Three factors are implicated in the pathogenesis of cocaine-related myocardial ischemia-infarction: the increased myocardial oxygen demand, the marked vasoconstriction of CA, and the exaggerated platelet aggregation [
3,
4]. Cocaine is a powerful sympathomimetic and dramatically increases oxygen demand by blocking the reuptake of norepinephrine and dopamine at the presynaptic adrenergic terminals. Also, induces significant increase of myocardial oxygen demand due to increased heart rate, systemic arterial pressure and left ventricular contractility. The chronotropic effects of cocaine are intensified in the setting of alcohol use. In addition, cocaine produces a significant coronary vasoconstriction either in normal CA or -more marked- in diseased one [
5]. Factors that are implicated to this coronary vasoconstriction are the increased endothelial production of endothelin and the decreased production of nitric oxide [
6]. There are a lot of reported cardiovascular complications of cocaine users but the incidence of most severe of them is relatively uncommon. According to Hollander J, et al [
7], ventricular arrhythmias occurred in 4 - 17%, congestive heart failure in 5 - 7%, and death in <2%. Therefore, the incidence of cocaine abusers who will need an emergency interventional or surgical reperfusion is low. Interventions should be directed either to treat ischemic complications due to thrombosis [
1‐
3], dissection [
8], or acute/subacute thrombosis of an implanted coronary stent [
9]. Vasoconstrictive and atherosclerotic effects of cocaine, combined with the well documented platelet-activating effect, significantly increase the post-PCI risk of stent thrombosis (ST), in the early and late post implantation phase. Karlsson G et al [
9], reported that among the actively using cocaine patients who underwent PCI, 33% of them presented with ST 51 ± 40 days after the intervention, with an incidence of ST almost 10-fold higher in cocaine users. Similar results reported in a retrospective study by Singh S, et al [
10]. Of their patients with active cocaine use 5% suffered SF with a mean period from stent implantation 28.5 ± 14 days.

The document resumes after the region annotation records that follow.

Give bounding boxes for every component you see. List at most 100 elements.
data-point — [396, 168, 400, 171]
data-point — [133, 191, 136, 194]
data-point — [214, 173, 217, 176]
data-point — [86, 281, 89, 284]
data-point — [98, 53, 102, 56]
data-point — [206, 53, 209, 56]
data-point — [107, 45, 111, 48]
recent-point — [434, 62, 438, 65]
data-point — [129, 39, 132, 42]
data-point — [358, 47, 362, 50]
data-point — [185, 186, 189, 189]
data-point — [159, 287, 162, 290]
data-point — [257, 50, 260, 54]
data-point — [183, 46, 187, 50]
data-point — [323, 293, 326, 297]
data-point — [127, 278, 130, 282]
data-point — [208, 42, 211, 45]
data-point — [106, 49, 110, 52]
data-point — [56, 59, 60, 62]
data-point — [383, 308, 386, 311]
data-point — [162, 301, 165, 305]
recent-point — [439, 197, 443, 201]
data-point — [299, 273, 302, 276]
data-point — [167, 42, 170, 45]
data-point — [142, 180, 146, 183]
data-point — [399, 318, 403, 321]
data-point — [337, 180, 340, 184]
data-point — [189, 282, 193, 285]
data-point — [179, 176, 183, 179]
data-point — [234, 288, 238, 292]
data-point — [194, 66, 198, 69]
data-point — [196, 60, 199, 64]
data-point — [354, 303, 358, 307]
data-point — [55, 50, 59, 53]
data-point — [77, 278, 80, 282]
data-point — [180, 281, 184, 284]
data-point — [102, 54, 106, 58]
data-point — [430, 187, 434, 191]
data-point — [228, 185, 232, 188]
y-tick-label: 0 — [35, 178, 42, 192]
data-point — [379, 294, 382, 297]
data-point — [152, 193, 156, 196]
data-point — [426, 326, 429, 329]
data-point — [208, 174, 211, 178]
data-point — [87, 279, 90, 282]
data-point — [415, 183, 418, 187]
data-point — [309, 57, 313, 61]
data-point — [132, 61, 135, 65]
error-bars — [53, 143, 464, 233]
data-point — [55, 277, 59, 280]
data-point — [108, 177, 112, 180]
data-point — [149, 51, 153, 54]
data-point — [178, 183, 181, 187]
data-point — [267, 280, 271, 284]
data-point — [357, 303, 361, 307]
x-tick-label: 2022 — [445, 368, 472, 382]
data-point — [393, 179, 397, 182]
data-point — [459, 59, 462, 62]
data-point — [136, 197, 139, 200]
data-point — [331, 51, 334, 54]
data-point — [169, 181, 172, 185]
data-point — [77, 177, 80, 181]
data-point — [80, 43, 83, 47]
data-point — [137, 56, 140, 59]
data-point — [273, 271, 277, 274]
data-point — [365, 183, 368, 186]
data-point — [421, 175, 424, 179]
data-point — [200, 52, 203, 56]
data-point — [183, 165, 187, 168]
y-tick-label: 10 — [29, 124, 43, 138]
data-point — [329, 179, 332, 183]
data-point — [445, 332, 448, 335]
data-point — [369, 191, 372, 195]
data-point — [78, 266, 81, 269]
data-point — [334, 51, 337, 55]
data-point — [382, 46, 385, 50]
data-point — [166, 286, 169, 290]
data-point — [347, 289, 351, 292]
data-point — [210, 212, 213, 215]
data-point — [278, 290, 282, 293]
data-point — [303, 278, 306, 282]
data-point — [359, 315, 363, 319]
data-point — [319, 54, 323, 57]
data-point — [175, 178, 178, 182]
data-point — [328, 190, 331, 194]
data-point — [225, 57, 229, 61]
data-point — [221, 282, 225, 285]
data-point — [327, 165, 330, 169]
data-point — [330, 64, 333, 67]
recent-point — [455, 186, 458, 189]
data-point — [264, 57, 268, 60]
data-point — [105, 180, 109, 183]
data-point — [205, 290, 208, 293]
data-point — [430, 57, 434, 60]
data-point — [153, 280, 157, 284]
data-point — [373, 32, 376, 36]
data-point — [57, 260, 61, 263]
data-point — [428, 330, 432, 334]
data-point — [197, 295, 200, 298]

Our presentation is one of the rare cases reported in literature referring in AMI due to thrombosis of LM related to cocaine use, in a young patient with normal CA, successfully operated. Drug-abusers seem to have increased mortality and morbidity because of their usually coexistent several problems of general health. Furthermore, a majority of patients that suffer ST continue cocaine and are noncompliant with medical therapy. Improved handling techniques and postoperative long term dual antiplatelet therapy additionally to special consultation services could reduce the incidence of this terrible event. The lack of specific guidelines about treatment of thrombus formation in CA, especially in LM, a catastrophic consequence of cocaine use, leads to a unique and individualized approach to these patients. The small number of reported cases prevents the development of an evidence-based management, but due to high probability of post PCI ST, as mentioned before, we strongly recommend that all these patients should be treated surgically.